La doctrine s’interroge désormais sur les conséquences pratiques de la mensualisation obligatoire dans l’hypothèse d’un commandement de payer visant la clause résolutoire du bail commercial. L’article L. 145-41 du code de commerce, qui autorise l’insertion d’une clause résolutoire de plein droit en cas d’inexécution par le preneur de l’une quelconque de ses obligations, ne prévoit pas de seuil minimal d’impayé pour la mise en œuvre de cette clause. Or, la mensualisation du loyer, en réduisant le montant unitaire de chaque échéance, pourrait théoriquement multiplier les incidents de paiement partiel et faciliter la mise en jeu de la clause résolutoire par le bailleur, ce qui contredirait l’objectif protecteur poursuivi par le législateur.
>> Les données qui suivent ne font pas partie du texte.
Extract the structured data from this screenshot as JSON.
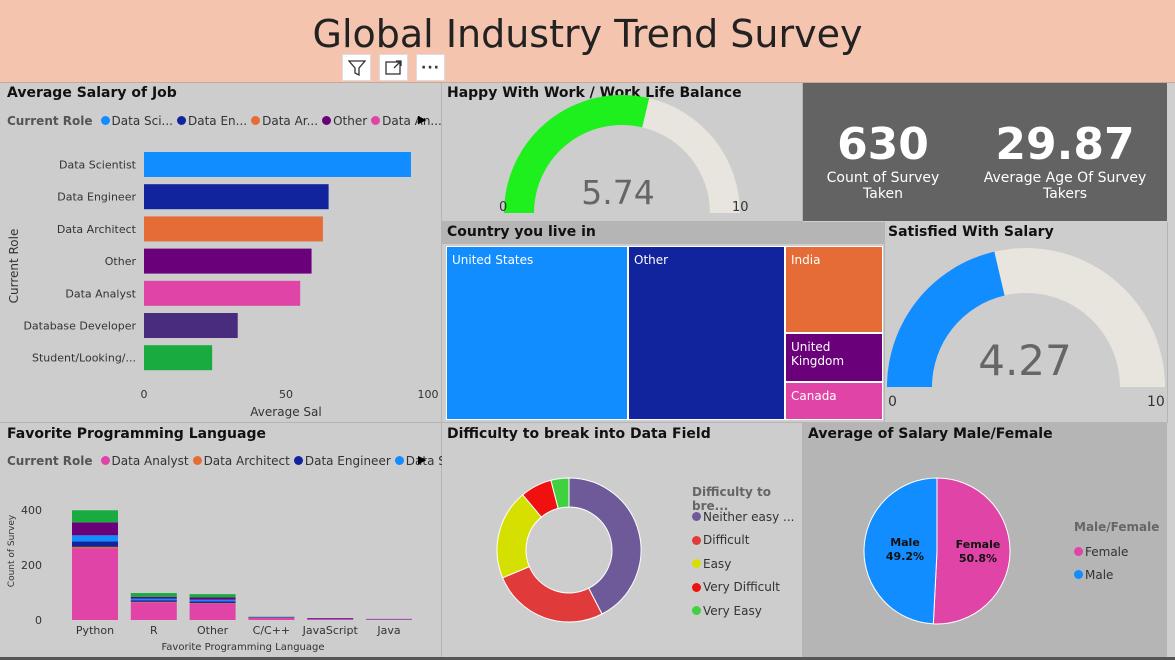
{
  "header": {
    "title": "Global Industry Trend Survey",
    "filter_icon": "funnel-icon",
    "focus_icon": "expand-icon",
    "more_icon": "ellipsis-icon"
  },
  "colors": {
    "header_bg": "#f5c4ae",
    "panel_bg": "#cdcdcd",
    "kpi_bg": "#636363"
  },
  "salary_panel": {
    "title": "Average Salary of Job",
    "legend_title": "Current Role",
    "legend": [
      {
        "label": "Data Sci...",
        "color": "#118dff"
      },
      {
        "label": "Data En...",
        "color": "#12239e"
      },
      {
        "label": "Data Ar...",
        "color": "#e66c37"
      },
      {
        "label": "Other",
        "color": "#6b007b"
      },
      {
        "label": "Data An...",
        "color": "#e044a7"
      }
    ],
    "chart_data": {
      "type": "bar",
      "orientation": "horizontal",
      "categories": [
        "Data Scientist",
        "Data Engineer",
        "Data Architect",
        "Other",
        "Data Analyst",
        "Database Developer",
        "Student/Looking/..."
      ],
      "values": [
        94,
        65,
        63,
        59,
        55,
        33,
        24
      ],
      "colors": [
        "#118dff",
        "#12239e",
        "#e66c37",
        "#6b007b",
        "#e044a7",
        "#4a2c7e",
        "#1aab40"
      ],
      "xlabel": "Average Sal",
      "ylabel": "Current Role",
      "xticks": [
        "0",
        "50",
        "100"
      ],
      "xlim": [
        0,
        100
      ]
    }
  },
  "happy_panel": {
    "title": "Happy With Work / Work Life Balance",
    "value": "5.74",
    "min": "0",
    "max": "10",
    "fraction": 0.574,
    "fill": "#1ef01e",
    "track": "#e8e4de"
  },
  "kpis": [
    {
      "value": "630",
      "label": "Count of Survey Taken"
    },
    {
      "value": "29.87",
      "label": "Average Age Of Survey Takers"
    }
  ],
  "country_panel": {
    "title": "Country you live in",
    "cells": [
      "United States",
      "Other",
      "India",
      "United Kingdom",
      "Canada"
    ],
    "colors": [
      "#118dff",
      "#12239e",
      "#e66c37",
      "#6b007b",
      "#e044a7"
    ]
  },
  "salary_sat_panel": {
    "title": "Satisfied With Salary",
    "value": "4.27",
    "min": "0",
    "max": "10",
    "fraction": 0.427,
    "fill": "#118dff",
    "track": "#e8e4de"
  },
  "lang_panel": {
    "title": "Favorite Programming Language",
    "legend_title": "Current Role",
    "legend": [
      {
        "label": "Data Analyst",
        "color": "#e044a7"
      },
      {
        "label": "Data Architect",
        "color": "#e66c37"
      },
      {
        "label": "Data Engineer",
        "color": "#12239e"
      },
      {
        "label": "Data Scientist",
        "color": "#118dff"
      }
    ],
    "chart_data": {
      "type": "bar",
      "stacked": true,
      "categories": [
        "Python",
        "R",
        "Other",
        "C/C++",
        "JavaScript",
        "Java"
      ],
      "series": [
        {
          "name": "Data Analyst",
          "color": "#e044a7",
          "values": [
            260,
            64,
            60,
            8,
            4,
            2
          ]
        },
        {
          "name": "Data Architect",
          "color": "#e66c37",
          "values": [
            6,
            2,
            2,
            0,
            0,
            0
          ]
        },
        {
          "name": "Data Engineer",
          "color": "#12239e",
          "values": [
            20,
            6,
            6,
            1,
            2,
            0
          ]
        },
        {
          "name": "Data Scientist",
          "color": "#118dff",
          "values": [
            22,
            6,
            6,
            1,
            0,
            1
          ]
        },
        {
          "color": "#6b007b",
          "values": [
            47,
            6,
            8,
            1,
            1,
            1
          ]
        },
        {
          "color": "#1aab40",
          "values": [
            44,
            14,
            12,
            1,
            0,
            0
          ]
        }
      ],
      "xlabel": "Favorite Programming Language",
      "ylabel": "Count of Survey",
      "yticks": [
        "0",
        "200",
        "400"
      ],
      "ylim": [
        0,
        440
      ]
    }
  },
  "difficulty_panel": {
    "title": "Difficulty to break into Data Field",
    "legend_title": "Difficulty to bre...",
    "chart_data": {
      "type": "pie",
      "donut": true,
      "labels": [
        "Neither easy ...",
        "Difficult",
        "Easy",
        "Very Difficult",
        "Very Easy"
      ],
      "values": [
        42,
        26,
        20,
        7,
        4
      ],
      "colors": [
        "#6e5a99",
        "#e03a3a",
        "#d6e000",
        "#f01010",
        "#3fd13f"
      ]
    }
  },
  "gender_panel": {
    "title": "Average of Salary Male/Female",
    "legend_title": "Male/Female",
    "chart_data": {
      "type": "pie",
      "labels": [
        "Female",
        "Male"
      ],
      "values": [
        50.8,
        49.2
      ],
      "value_labels": [
        "50.8%",
        "49.2%"
      ],
      "colors": [
        "#e044a7",
        "#118dff"
      ]
    }
  }
}
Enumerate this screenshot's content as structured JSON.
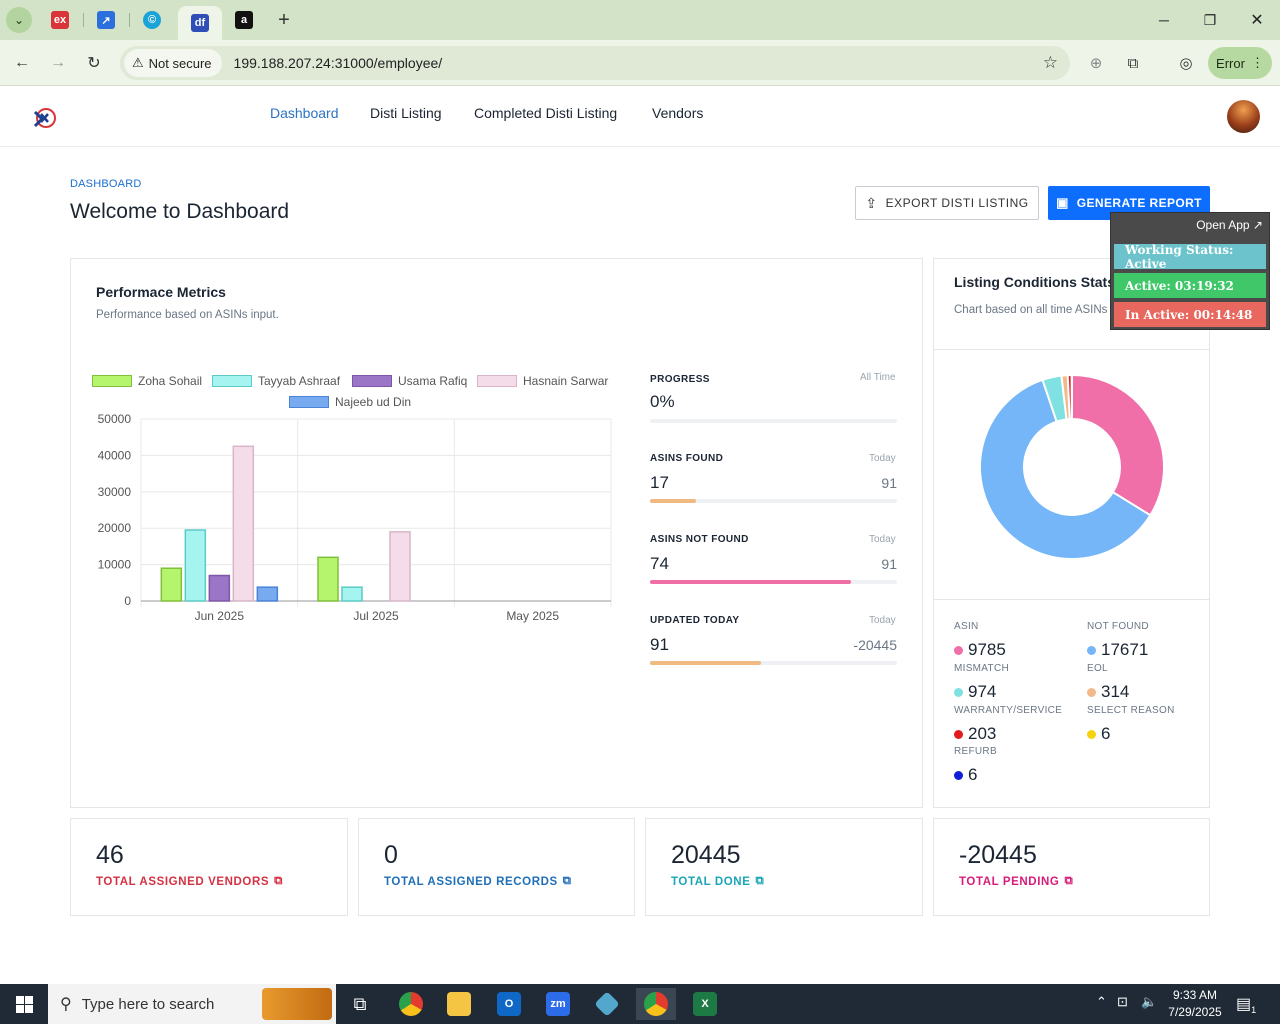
{
  "browser": {
    "tabs": [
      {
        "name": "tab-ex",
        "glyph": "ex",
        "color": "#d9343a",
        "active": false
      },
      {
        "name": "tab-blue-arrow",
        "glyph": "⤴",
        "color": "#2a6fdb",
        "active": false
      },
      {
        "name": "tab-c",
        "glyph": "©",
        "color": "#1aa3d9",
        "active": false
      },
      {
        "name": "tab-df",
        "glyph": "df",
        "color": "#2f4fb6",
        "active": true
      },
      {
        "name": "tab-amazon",
        "glyph": "a",
        "color": "#111111",
        "active": false
      }
    ],
    "security_label": "Not secure",
    "url": "199.188.207.24:31000/employee/",
    "profile_status": "Error"
  },
  "nav": {
    "links": [
      "Dashboard",
      "Disti Listing",
      "Completed Disti Listing",
      "Vendors"
    ],
    "active_index": 0
  },
  "page": {
    "breadcrumb": "DASHBOARD",
    "title": "Welcome to Dashboard",
    "export_label": "EXPORT DISTI LISTING",
    "report_label": "GENERATE REPORT"
  },
  "perf": {
    "title": "Performace Metrics",
    "subtitle": "Performance based on ASINs input."
  },
  "chart_data": {
    "type": "bar",
    "categories": [
      "Jun 2025",
      "Jul 2025",
      "May 2025"
    ],
    "series": [
      {
        "name": "Zoha Sohail",
        "values": [
          9000,
          12000,
          0
        ],
        "fill": "#b5f56e",
        "stroke": "#7fbf3a"
      },
      {
        "name": "Tayyab Ashraaf",
        "values": [
          19500,
          3800,
          0
        ],
        "fill": "#a6f4f0",
        "stroke": "#5ccbc6"
      },
      {
        "name": "Usama Rafiq",
        "values": [
          7000,
          0,
          0
        ],
        "fill": "#9c76c6",
        "stroke": "#7d56a8"
      },
      {
        "name": "Hasnain Sarwar",
        "values": [
          42500,
          19000,
          0
        ],
        "fill": "#f4dde9",
        "stroke": "#d8b5c8"
      },
      {
        "name": "Najeeb ud Din",
        "values": [
          3800,
          0,
          0
        ],
        "fill": "#78aaf0",
        "stroke": "#4a83d6"
      }
    ],
    "yticks": [
      "0",
      "10000",
      "20000",
      "30000",
      "40000",
      "50000"
    ],
    "ylim": [
      0,
      50000
    ]
  },
  "stats": [
    {
      "label": "PROGRESS",
      "time": "All Time",
      "value": "0%",
      "right": "",
      "fill_pct": 0,
      "color": "#f0b982"
    },
    {
      "label": "ASINS FOUND",
      "time": "Today",
      "value": "17",
      "right": "91",
      "fill_pct": 18.7,
      "color": "#f0b982"
    },
    {
      "label": "ASINS NOT FOUND",
      "time": "Today",
      "value": "74",
      "right": "91",
      "fill_pct": 81.3,
      "color": "#ef6fa4"
    },
    {
      "label": "UPDATED TODAY",
      "time": "Today",
      "value": "91",
      "right": "-20445",
      "fill_pct": 45,
      "color": "#f0b982"
    }
  ],
  "conditions": {
    "title": "Listing Conditions Stats",
    "subtitle": "Chart based on all time ASINs",
    "items": [
      {
        "label": "ASIN",
        "value": "9785",
        "color": "#f06fa8"
      },
      {
        "label": "NOT FOUND",
        "value": "17671",
        "color": "#74b6f7"
      },
      {
        "label": "MISMATCH",
        "value": "974",
        "color": "#7fe1e1"
      },
      {
        "label": "EOL",
        "value": "314",
        "color": "#f3b98a"
      },
      {
        "label": "WARRANTY/SERVICE",
        "value": "203",
        "color": "#e21b1b"
      },
      {
        "label": "SELECT REASON",
        "value": "6",
        "color": "#f5d20b"
      },
      {
        "label": "REFURB",
        "value": "6",
        "color": "#1020d8"
      }
    ]
  },
  "tiles": [
    {
      "value": "46",
      "label": "TOTAL ASSIGNED VENDORS",
      "color": "#d63143"
    },
    {
      "value": "0",
      "label": "TOTAL ASSIGNED RECORDS",
      "color": "#1f6fb8"
    },
    {
      "value": "20445",
      "label": "TOTAL DONE",
      "color": "#1aa6b7"
    },
    {
      "value": "-20445",
      "label": "TOTAL PENDING",
      "color": "#d81b7a"
    }
  ],
  "overlay": {
    "open_app": "Open App ↗",
    "working": "Working Status: Active",
    "active": "Active: 03:19:32",
    "inactive": "In Active: 00:14:48"
  },
  "taskbar": {
    "search_placeholder": "Type here to search",
    "time": "9:33 AM",
    "date": "7/29/2025",
    "notification_count": "1"
  }
}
La troisième chambre civile, garante de l’interprétation du statut des baux commerciaux, sera vraisemblablement appelée à préciser l’articulation entre la mensualisation du loyer et l’acquisition de la clause résolutoire, dans le prolongement de sa jurisprudence constante qui subordonne l’effet de la clause à la persistance d’un manquement suffisamment grave du preneur à ses obligations contractuelles.
Conclusion
La loi du 26 mai 2026 de simplification de la vie économique constitue une étape significative dans l’évolution du statut des baux commerciaux, en ce qu’elle consacre un droit à la mensualisation du loyer au bénéfice du preneur et encadre le montant du dépôt de garantie exigible à l’entrée dans les lieux. La portée de cette réforme dépasse la simple commodité de trésorerie, car elle modifie l’équilibre structurel de la relation entre bailleur et preneur, en transférant au second une faculté que seul le contrat pouvait auparavant lui accorder. Cette innovation législative, qui s’inscrit dans le prolongement des principes protecteurs du statut, trouve son pendant contentieux dans le contrôle strict exercé par la troisième chambre civile sur les conditions du déplafonnement du loyer du bail renouvelé, comme en attestent les arrêts du 18 septembre 2025 et du 16 octobre 2025, ainsi que sur la rétroactivité de l’indemnité d’occupation en cas d’exercice du droit d’option, consacrée par l’arrêt du 27 février 2025. Dès lors, la période qui s’ouvre avec l’entrée en vigueur de ces dispositions nouvelles appellera une vigilance particulière quant à leur articulation avec les règles de fond du statut, dont la jurisprudence de la Cour de cassation continuera d’assurer la cohérence et l’effectivité. Les praticiens du droit des baux commerciaux devront intégrer ces modifications dans la rédaction des baux, la conduite des négociations précontractuelles et la gestion des contentieux en cours, afin d’anticiper les interactions entre le nouveau droit à la mensualisation et les règles classiques de fixation du loyer du bail renouvelé.